Soal Johan, aku berusaha menolongnya karena merasa harus membalas Juudai yang sudah menolong Saiou. Soal Juudai dan Austin O'Brien, aku hanya mencegah dunia hancur di tangan penguasa semacam Haou. Dunia hancur, aku juga hancur, Ryou juga. Tentu saja semua manusia juga!
Kalau Manjoume, aku hanya diminta tolong gurunya. Yang kulakukan, 'kan, hanya mempekerjakannya.
Soal Marufuji Shou, tidak heran kalau aku curiga orang lemah tidak bisa bertahan di dimensi antah berantah. Aku bukannya mengkhawatirkannya!
… Intinya, aku tidak merasa aku benar-benar sedang menolong di semua saat itu.
Namun, kurasa ada baiknya aku tidak mendebat Ryou. Entah mengapa aku sedang malas mendengar sindirannya.
Di sisi lain, aku malah semakin curiga dengan Ryou.
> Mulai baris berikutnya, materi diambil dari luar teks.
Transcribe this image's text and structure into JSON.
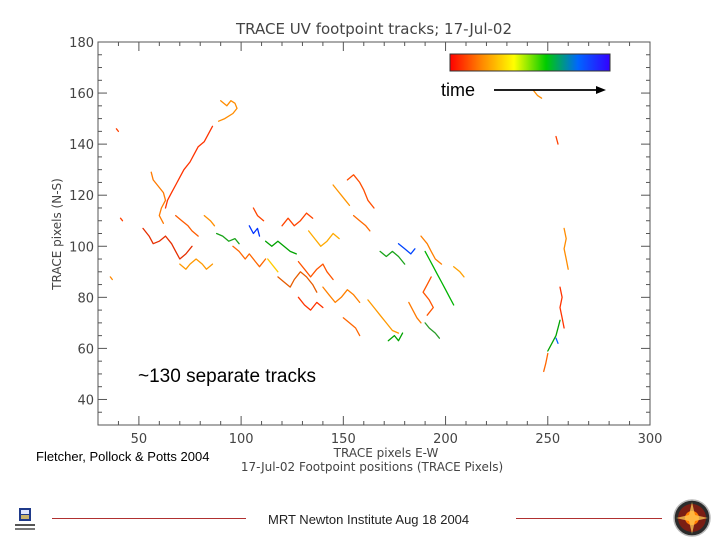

"Kau benar-benar penguntit, ya? Kalau soal permasalahan di dimensi lain, aku mengerti kita selalu bersama sampai aku—" Aku terdiam sejenak. Apa? Meninggal? Mati? Lenyap? Menghilang? "—pergi duluan …."
Aku terdiam sebentar, menelan ludah ketika sedikit mengingat duelku dengan Amon Garam yang sempat mencabut nyawaku. Namun, tidak lama kemudian, aku kembali melanjutkan ucapanku setelah sukses menata kembali pikiranku.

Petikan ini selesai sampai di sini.